There was plenty of warring between Native American tribes, long before and contemporary to the Europeans arriving. Possessing inferior military technology does not somehow imply or guarantee a group is passivists. It's terrible, what they suffered due to disease and mistreatment, but they were also not innocent lambs at the slaughter. The whole idea of that meme, that they were all just living in harmony, is fiction.
A few historians have pointed out what a shame it was, that we discovered a stone-aged culture in the 17th century, as of course we did nothing but conquer and destroy it. Imagine if we had the same opportunity today, to learn and understand how such an ancient culture lived. In many regards, they were living in the 17th century, as the middle east and Europe were, 4000 - 2000 BC.
"Long before horses became known as man’s trusty sidekicks, there were around a dozen species that roamed around the Great Plains of North America approximately 10 million years ago, according to the American Museum of Natural History."
(An international study, funded in part by the U.S. National Science Foundation, found that horses have been present on the Great Plains of North America since as early as the 16th century. In 1519, the Spanish conquistador Hernando Cortés brought horses from Cubanascnan (Cuba) to Tenochtitlán (Mexico City) as part of his conquering force to the mainland.The study included researchers from the University of Colorado Boulder, the Lakota Nation, Comanche Nation and Pawnee Nation, as well as researchers from schools across 15 countries, spanning over five continents.)
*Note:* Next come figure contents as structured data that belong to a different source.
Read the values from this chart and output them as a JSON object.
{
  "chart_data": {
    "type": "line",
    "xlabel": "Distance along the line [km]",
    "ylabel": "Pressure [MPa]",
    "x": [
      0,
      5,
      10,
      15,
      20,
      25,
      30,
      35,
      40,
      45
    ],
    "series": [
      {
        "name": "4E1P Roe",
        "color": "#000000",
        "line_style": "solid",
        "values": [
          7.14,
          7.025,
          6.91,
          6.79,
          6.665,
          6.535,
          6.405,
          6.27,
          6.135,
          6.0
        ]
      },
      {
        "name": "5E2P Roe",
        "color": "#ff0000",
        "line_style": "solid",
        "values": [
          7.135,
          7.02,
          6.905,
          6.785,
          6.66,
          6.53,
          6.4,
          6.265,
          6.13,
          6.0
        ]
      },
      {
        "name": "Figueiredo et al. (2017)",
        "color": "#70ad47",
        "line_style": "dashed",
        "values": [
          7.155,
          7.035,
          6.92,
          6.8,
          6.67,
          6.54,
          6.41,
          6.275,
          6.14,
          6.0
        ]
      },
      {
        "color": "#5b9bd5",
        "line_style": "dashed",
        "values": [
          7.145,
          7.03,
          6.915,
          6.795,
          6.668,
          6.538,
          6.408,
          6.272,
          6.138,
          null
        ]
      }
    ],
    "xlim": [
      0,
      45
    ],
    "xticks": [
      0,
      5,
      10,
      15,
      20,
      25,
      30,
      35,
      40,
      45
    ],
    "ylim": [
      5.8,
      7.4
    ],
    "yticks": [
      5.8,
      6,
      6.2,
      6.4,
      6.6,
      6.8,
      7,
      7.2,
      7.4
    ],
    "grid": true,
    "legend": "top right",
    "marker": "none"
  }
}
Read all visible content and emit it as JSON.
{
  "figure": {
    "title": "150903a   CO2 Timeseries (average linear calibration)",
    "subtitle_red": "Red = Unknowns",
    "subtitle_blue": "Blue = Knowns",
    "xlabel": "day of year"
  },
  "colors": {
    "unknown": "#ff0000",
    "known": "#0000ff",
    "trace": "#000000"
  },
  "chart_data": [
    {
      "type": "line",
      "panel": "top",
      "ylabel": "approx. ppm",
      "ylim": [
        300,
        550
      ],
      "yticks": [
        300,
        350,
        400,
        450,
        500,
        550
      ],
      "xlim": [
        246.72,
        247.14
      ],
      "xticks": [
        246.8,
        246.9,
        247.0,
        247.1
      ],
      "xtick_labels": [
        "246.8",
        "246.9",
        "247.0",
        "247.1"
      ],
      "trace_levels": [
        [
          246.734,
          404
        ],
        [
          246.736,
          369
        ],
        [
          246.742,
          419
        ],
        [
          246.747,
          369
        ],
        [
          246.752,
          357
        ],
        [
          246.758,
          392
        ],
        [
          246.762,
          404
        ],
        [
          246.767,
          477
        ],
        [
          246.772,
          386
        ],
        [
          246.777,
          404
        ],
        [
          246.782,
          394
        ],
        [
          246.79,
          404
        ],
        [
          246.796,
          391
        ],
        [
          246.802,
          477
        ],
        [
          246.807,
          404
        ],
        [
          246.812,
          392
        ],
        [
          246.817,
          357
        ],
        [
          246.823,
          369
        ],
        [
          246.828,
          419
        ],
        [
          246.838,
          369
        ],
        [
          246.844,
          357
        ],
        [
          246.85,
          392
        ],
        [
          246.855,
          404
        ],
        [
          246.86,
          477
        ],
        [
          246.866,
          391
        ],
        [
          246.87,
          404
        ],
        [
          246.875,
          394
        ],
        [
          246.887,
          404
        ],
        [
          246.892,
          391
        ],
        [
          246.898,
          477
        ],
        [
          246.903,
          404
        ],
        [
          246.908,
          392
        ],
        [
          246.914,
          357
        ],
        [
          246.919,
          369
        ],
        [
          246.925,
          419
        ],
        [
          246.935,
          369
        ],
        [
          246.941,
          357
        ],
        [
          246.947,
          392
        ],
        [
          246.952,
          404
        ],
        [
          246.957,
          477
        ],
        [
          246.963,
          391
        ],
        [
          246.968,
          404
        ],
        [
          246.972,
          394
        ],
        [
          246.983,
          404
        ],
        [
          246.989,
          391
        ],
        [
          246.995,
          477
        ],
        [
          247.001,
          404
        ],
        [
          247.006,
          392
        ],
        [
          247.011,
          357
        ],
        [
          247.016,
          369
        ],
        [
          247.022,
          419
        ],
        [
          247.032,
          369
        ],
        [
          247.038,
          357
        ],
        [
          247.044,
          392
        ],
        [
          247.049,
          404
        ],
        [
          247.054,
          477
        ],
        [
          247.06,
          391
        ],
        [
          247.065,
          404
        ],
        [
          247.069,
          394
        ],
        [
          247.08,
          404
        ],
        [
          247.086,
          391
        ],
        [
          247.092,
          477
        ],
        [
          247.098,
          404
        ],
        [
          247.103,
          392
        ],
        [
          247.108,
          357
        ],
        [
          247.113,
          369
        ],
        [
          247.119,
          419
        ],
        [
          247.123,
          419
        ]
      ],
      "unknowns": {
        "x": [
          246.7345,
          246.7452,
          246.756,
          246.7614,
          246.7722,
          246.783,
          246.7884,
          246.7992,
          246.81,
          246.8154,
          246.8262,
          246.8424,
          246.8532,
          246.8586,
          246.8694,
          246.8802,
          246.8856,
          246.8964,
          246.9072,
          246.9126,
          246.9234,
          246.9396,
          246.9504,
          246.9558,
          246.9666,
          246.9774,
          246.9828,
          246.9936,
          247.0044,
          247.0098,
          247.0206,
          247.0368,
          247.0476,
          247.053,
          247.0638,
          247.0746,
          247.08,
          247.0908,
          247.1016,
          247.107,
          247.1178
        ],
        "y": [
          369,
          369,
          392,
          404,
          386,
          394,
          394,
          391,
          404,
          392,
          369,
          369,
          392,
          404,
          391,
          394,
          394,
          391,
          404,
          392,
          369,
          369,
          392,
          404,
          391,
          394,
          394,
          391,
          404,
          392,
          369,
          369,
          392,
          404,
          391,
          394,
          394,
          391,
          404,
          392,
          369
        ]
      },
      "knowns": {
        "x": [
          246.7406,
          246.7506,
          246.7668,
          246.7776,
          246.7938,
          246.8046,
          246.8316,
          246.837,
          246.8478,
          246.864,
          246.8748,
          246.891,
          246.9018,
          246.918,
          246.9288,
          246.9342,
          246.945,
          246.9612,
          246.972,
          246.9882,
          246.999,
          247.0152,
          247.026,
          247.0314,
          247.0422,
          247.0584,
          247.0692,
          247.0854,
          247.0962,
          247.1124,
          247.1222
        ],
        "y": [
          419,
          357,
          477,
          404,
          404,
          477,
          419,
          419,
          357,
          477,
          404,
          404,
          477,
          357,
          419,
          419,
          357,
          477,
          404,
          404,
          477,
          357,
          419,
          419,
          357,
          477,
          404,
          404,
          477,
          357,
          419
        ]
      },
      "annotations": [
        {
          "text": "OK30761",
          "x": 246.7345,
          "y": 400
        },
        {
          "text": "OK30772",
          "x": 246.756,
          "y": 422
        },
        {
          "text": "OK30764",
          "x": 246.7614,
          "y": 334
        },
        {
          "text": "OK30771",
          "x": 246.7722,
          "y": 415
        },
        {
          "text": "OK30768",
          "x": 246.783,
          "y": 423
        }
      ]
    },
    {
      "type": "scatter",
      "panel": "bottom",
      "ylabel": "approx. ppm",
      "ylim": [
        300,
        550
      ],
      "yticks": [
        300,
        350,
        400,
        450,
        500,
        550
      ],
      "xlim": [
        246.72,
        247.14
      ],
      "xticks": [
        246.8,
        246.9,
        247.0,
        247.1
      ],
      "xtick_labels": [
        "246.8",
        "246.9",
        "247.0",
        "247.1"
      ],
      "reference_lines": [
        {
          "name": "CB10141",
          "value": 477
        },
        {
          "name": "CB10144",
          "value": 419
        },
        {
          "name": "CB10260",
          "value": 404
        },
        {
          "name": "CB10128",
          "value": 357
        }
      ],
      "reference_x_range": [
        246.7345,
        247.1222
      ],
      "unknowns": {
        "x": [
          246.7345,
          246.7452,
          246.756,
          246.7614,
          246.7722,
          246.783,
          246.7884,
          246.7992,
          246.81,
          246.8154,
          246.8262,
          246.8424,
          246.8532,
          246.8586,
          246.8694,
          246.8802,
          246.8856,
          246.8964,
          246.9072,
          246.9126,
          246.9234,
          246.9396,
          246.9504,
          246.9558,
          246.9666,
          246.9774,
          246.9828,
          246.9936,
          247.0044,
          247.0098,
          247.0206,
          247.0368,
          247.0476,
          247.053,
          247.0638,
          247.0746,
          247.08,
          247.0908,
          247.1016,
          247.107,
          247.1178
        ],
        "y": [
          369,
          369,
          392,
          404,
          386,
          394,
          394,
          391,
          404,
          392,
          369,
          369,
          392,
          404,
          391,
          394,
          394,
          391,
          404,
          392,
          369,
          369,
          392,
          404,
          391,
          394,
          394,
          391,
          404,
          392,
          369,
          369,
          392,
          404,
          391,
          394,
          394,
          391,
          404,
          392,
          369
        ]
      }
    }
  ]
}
(Animal Welfare Institute):
"The genus Equus, which includes modern horses, zebras, and asses, is the only surviving genus in a once diverse family of horses that included 27 genera. The precise date of origin for the genus Equus is unknown, but evidence documents the dispersal of Equus from North America to Eurasia approximately 2–3 million years ago and a possible origin at about 3.4–3.9 million years ago. Following this original emigration, several extinctions occurred in North America, with additional migrations to Asia (presumably across the Bering Land Bridge), and return migrations back to North America, over time."
There are horse cave paintings in North America dating back 1000s of years.
Maybe John Lame Deer was referencing "White brothers" to Pilgrims...who knows.